You helped Yajarra prepare for winter
Yajarra’s family came to Charlotte seven years ago after losing their home to Katrina. Now, with a growing family, Yajarra’s mom is shopping at the community’s Free Store store to help manage the expense of her kid’s clothing and household essentials.
“They grow so fast - knowing that I don’t have to spend money for their winter clothes helps me to pay all of our other bills. And that is a big help.”
When Kimberly's husband left her with three kids, no income, and plenty of bills, she turned to Crisis Assistance Ministry to avoid eviction and keep the lights on until she could find employment and make her own way. Today, she's working two jobs, her children are in college, and she is giving back to the community.
Khaya is a shy 1 year old who has just begun to toddle. Her mother, Channel, hopes to find a warm coat for Khaya and 4 year old twins, Zymir and Zymira. It’s been hard to keep up with everything since she’s been unemployed and retraining to be a CNA. Her counselor at Goodwill suggested she see what was available at the community’s Free Store at Crisis Assistance Ministry. Struggling to ward off a nap, Khaya points at a nice pink coat that matches her Dora hat. Mom Channel was excited to find a coat for all three children and herself – a luxury she didn’t expect.
“Thank you so much. It makes a big difference as a Dad.”
Billy, a tree climber with 16 years of experience doing tree work, has been out of work for several months now. As winter set in, he didn’t have the cash to get winter clothes for his 3 year old daughter Angel. Everything she wore last year is too small. He turned to Crisis Assistance Ministry’s Free Store for help keeping her warm this winter.
“I didn’t know what I was going to do.” said Billy. Angel’s eyes lit up as she tried on a warm and beautiful coat from the donation racks. “Thank you so much. It makes a big difference as a Dad.”
Thanks to you, little Angel is warm and smiling today.
A longtime Navy veteran, Barry reads a book about healing relationships as he sits in the lobby at Crisis Assistance Ministry. He’s been struggling to make ends meet since a workplace injury sidelined him two years ago and he’s hoping for help to keep his utilities on until he can start retraining next month.
Barry has served in the Navy, volunteered as an addiction counselor, and worked loading & logistics with a freight company before his injury.

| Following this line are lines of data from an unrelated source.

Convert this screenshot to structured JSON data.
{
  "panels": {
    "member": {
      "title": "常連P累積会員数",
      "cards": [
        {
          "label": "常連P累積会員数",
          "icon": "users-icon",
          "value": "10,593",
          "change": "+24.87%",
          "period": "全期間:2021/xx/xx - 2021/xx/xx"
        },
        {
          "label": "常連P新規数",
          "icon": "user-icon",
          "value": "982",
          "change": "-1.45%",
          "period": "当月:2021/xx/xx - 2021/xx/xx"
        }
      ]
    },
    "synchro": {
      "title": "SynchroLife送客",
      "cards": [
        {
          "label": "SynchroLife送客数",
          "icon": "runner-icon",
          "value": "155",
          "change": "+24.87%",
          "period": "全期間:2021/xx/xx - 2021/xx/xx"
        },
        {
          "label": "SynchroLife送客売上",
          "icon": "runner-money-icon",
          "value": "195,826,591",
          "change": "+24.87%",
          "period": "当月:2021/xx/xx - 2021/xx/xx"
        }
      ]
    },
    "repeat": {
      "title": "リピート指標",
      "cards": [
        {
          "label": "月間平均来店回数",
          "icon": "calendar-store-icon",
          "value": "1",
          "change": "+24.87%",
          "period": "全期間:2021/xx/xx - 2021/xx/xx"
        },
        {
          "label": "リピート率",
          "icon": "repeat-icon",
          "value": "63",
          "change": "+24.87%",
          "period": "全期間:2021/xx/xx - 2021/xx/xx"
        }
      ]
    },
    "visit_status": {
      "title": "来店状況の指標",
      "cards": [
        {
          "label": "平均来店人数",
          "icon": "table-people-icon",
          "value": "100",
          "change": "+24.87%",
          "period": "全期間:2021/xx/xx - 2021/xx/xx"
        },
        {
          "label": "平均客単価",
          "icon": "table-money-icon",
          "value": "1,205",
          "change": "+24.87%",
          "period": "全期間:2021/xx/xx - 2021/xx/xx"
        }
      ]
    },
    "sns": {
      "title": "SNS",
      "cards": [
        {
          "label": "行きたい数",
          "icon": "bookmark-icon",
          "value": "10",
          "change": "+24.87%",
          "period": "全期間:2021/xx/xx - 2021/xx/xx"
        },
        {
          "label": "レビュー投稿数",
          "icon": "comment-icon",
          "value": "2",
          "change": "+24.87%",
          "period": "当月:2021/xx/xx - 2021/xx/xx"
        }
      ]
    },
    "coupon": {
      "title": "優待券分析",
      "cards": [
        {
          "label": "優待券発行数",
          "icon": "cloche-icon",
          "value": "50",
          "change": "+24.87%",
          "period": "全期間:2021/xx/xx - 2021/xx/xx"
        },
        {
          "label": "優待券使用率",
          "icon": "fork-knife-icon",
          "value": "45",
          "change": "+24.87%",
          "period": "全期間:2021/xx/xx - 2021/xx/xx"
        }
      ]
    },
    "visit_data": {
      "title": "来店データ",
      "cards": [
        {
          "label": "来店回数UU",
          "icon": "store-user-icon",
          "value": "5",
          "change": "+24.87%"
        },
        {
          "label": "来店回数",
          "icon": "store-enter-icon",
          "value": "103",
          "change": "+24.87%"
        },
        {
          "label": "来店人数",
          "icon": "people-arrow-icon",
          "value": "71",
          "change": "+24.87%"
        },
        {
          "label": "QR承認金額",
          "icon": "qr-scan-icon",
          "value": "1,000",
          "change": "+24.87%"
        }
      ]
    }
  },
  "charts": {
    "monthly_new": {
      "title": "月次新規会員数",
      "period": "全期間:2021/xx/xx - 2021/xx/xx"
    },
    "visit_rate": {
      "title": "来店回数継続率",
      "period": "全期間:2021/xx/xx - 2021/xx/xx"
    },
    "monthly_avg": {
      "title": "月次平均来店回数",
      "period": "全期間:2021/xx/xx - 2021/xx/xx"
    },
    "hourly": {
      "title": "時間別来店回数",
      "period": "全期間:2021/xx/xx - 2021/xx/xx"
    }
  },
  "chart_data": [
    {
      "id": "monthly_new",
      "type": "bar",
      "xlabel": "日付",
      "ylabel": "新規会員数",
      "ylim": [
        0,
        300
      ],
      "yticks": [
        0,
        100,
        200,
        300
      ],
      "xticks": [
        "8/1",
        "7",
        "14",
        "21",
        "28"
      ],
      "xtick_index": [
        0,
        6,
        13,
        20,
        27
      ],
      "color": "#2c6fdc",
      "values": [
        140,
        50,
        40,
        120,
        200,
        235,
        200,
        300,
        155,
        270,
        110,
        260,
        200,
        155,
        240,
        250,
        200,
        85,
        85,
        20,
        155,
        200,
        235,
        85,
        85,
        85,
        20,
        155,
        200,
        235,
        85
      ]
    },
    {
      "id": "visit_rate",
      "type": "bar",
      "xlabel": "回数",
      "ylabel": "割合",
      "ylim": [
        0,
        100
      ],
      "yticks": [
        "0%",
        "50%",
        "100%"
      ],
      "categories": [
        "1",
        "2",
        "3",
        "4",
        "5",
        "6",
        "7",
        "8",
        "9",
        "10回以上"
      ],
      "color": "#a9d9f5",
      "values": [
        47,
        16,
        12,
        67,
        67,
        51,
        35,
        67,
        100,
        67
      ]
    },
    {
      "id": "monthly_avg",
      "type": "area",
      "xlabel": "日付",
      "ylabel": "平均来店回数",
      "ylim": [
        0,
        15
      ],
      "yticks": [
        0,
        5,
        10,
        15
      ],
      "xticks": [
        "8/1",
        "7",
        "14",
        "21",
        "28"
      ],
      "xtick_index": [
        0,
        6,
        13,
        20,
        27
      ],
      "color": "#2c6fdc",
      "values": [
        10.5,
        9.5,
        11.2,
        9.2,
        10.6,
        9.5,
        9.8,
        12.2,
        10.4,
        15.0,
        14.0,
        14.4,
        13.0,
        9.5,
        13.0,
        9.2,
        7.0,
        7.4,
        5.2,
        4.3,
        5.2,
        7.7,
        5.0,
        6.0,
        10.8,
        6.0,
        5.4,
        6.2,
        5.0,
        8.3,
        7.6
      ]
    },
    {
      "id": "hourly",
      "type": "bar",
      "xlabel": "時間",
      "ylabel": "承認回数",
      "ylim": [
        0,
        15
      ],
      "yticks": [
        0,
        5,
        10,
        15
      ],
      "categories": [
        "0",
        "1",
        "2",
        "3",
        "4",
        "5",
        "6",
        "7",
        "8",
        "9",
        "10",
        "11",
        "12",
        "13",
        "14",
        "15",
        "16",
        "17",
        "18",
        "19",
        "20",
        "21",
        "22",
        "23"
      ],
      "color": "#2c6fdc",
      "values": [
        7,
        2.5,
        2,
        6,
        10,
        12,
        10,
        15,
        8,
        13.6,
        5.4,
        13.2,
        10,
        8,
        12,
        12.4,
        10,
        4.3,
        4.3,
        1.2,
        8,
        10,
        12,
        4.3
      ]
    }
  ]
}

Workman’s Compensation and savings have kept him afloat during surgery and recovery, but all of that has run out now. He’s scheduled to start retraining next month, but his power will be off today if he can’t pay the bill.
“I know that I will get back on track and when I do, I’ll be glad to be the one offering help to the next person.”
Rebecca, 32, is a mother of three. An unexpected divorce left her as a single mother returning to school to improve her earning capacity. “I figure if you aren’t trying to help yourself, then you can’t ask someone else to do it for you.” But when her child support never arrived this fall, she couldn’t make a scheduled payment on past due utility bills. Her power was disconnected. You made it possible to restore power so her children had a warm bath that night and light to finish their homework. “I don’t know what I would have done without this help right now.”
Nathaly, age 4, loves to sing and paint pictures. When she was just a year old, unexpected medical costs made it hard for Nathaly’s family to cover their bills and they turned to Crisis Assistance Ministry to keep their utilities on. Today the family manages, yet with both parents working, there still isn’t much left for extras. This year, they visited the Free Store for back-to-school clothes for Nathaly’s older brothers.
Your generosity provides the little extra help they need to stay on budget and remain on a path to financial stability.